Say I have the string "Torcellite" and another string "Tor" - the similarity length of these two strings is 3 since both of them begin with "Tor". Now another string "christmas" and "mas" would have a similarity of 0 since they do not begin with the same set of characters.
In both cases, the second string is a suffix of the first string.
A clearer example:
Length of string: 1 to 10^5
String: abaabc
Suffixes: abaabc, baabc, aabc, abc, bc, c
Similarity: abaabc, none, a, ab, none, none
Similarity Length: 6, 0, 1, 2, 0, 0
Answer: 6+0+1+2+0+0 = 9
I have an inefficient logic to find these partial suffixes matches using regex.
Algorithm:
Make a pattern from the substrings of the suffixes.
for(int i=1; i<substrings[i].length; i++) {
Pattern p = Pattern.compile("^"+substrings[i].substring(0, i));
Matcher m = p.find(string); //the given string for which similarities need to be calculated
if(m.find())
similaryLengths += i;
}
The complexity for this becomes roughly O(n^2) since I need to run through the string for suffixes and then the substrings for patterns.

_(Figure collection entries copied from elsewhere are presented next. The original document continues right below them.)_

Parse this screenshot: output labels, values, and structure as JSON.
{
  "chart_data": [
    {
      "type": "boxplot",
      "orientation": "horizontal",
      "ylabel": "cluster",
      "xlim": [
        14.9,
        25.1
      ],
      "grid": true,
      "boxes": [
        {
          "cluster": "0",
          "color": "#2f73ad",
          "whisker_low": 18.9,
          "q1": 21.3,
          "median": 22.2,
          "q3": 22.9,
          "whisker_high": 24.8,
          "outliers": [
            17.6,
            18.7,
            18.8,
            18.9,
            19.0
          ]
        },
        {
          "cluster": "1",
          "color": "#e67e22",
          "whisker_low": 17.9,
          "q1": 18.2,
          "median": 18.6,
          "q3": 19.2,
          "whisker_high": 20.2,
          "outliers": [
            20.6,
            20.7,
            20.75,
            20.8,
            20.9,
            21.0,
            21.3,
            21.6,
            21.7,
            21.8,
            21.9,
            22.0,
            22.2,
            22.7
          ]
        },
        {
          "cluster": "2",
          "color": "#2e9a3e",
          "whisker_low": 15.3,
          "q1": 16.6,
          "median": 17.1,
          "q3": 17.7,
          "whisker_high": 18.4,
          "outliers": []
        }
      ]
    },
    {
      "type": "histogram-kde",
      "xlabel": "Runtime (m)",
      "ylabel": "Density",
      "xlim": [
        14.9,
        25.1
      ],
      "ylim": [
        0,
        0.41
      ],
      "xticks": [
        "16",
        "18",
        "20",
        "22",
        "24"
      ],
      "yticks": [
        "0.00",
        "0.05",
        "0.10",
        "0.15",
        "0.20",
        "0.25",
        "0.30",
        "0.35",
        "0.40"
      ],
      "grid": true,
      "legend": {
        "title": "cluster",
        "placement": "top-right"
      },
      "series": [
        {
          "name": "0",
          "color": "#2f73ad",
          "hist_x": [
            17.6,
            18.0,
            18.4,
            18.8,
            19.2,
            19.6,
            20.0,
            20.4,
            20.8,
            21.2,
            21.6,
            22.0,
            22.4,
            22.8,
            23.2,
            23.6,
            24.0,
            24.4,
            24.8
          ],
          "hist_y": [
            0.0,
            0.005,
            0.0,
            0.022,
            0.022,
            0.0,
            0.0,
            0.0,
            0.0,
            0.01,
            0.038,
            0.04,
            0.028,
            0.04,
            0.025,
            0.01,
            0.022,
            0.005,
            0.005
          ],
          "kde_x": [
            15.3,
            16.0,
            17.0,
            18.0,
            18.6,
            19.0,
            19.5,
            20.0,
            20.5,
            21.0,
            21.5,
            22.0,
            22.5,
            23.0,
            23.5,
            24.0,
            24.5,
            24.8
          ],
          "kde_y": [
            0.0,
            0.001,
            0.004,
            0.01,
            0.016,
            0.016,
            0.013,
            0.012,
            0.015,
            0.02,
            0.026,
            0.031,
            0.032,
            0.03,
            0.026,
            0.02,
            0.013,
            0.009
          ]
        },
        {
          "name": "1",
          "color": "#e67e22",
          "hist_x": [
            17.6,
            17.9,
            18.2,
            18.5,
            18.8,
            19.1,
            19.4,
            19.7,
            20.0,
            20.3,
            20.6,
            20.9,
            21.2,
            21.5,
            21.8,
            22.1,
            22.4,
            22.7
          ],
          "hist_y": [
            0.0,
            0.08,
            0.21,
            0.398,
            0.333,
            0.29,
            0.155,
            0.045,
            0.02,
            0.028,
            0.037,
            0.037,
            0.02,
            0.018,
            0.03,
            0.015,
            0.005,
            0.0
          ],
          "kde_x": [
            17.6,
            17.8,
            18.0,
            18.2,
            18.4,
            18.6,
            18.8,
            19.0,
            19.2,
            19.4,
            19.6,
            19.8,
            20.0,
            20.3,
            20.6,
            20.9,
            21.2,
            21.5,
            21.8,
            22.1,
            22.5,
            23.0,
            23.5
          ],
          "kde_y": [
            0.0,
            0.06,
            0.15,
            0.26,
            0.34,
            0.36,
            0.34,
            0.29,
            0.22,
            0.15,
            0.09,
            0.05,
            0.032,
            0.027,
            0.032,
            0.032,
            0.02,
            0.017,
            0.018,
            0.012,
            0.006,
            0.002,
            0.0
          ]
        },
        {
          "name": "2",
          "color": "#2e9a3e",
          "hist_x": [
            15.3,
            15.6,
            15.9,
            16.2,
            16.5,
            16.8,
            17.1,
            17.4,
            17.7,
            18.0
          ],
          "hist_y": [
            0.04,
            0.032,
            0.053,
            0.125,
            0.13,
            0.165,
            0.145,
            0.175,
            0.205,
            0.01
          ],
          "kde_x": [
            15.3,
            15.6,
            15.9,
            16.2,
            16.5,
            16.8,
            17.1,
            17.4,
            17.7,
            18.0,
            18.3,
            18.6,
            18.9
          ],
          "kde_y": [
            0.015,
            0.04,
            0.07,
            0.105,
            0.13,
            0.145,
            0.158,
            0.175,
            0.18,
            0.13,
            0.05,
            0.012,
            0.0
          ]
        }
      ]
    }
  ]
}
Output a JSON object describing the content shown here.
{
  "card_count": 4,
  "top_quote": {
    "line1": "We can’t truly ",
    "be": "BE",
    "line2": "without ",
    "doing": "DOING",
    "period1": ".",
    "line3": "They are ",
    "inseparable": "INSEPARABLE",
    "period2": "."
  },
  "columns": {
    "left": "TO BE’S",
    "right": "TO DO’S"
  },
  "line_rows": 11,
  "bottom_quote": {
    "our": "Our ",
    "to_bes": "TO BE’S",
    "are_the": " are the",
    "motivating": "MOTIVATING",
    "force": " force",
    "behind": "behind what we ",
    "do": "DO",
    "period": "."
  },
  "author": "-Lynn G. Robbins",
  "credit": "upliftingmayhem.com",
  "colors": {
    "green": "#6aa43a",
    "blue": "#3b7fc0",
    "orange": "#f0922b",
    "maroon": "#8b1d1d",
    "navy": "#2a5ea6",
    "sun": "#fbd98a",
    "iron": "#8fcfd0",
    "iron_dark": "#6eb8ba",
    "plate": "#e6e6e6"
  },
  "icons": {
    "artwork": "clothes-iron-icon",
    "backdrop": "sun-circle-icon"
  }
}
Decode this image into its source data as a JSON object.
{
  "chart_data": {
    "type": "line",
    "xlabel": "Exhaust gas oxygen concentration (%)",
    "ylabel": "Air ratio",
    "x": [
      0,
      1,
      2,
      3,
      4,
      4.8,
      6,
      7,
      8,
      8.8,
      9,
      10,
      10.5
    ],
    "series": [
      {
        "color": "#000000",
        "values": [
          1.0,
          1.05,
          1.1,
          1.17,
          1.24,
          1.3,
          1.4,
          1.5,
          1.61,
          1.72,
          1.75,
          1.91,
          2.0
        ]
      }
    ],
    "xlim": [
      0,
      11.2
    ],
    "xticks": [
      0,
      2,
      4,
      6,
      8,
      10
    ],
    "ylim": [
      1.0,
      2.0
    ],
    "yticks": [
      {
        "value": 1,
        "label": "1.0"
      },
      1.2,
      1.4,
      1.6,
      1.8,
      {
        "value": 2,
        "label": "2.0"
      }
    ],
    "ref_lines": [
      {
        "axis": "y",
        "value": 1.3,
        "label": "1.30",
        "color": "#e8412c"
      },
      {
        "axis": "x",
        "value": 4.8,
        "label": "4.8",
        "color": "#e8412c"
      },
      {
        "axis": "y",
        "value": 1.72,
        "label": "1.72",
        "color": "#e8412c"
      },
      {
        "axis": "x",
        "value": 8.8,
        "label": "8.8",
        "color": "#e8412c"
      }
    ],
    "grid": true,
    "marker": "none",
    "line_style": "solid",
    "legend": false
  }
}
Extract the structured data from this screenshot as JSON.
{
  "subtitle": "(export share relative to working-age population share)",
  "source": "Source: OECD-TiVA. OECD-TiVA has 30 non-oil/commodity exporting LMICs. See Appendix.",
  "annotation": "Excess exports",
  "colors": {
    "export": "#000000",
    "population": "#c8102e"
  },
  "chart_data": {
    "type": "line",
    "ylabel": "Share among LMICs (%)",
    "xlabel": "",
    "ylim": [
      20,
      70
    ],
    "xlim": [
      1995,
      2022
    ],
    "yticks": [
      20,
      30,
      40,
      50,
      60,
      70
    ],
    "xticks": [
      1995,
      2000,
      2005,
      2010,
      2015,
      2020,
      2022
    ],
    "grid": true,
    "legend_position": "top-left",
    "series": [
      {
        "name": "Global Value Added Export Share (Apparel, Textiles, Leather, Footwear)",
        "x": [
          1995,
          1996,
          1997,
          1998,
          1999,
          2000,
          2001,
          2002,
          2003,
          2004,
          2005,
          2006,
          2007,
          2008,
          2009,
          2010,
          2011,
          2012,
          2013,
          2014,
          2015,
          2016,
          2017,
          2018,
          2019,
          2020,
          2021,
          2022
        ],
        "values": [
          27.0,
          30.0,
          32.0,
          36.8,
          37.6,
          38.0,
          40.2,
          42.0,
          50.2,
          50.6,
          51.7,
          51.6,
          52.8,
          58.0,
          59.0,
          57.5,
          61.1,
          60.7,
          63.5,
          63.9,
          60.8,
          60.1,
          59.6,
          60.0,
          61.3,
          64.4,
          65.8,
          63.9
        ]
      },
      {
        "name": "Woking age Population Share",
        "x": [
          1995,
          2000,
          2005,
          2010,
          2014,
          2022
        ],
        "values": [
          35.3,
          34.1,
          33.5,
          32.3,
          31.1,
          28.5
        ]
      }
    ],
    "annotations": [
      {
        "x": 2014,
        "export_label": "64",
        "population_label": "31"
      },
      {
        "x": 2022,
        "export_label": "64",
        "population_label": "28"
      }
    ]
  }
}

I've thought of using grouping in the pattern to find the groups but I'm unsure what the regex would look like. What I have in mind is for the very first substring is: ((((((a)b)a)a)b)c) and then find the longest group match.
Is there a more efficient algorithm that can achieve his?
The best approach, by far, would be to build a suffix tree on the input string. Building suffix trees takes only O(n) time where n is the length of the string. A suffix tree consists logically of a tree in which all the suffixes of the string can be found by walking from the root to each leaf. You can read Wikipedia for more details on how these trees work.
Essentially, a suffix tree will allow you to simply recast your current problem as one of "finding" the original string in the suffix tree. As you walk down the tree, you count the number of suffixes in each subtree, and multiply by your current match length to determine your score. This "search" takes O(n) time too.
So the final result is that you can solve the problem in guaranteed O(n) time and O(n) space, with O(n) preprocessing time. This is pretty efficient! And, there are no "worst cases" that produce quadratic behaviour. With that you can probably handle strings up to 10^7 in length easily.
The only difficulty in implementation will be building the suffix tree, but you can find freely available code for that.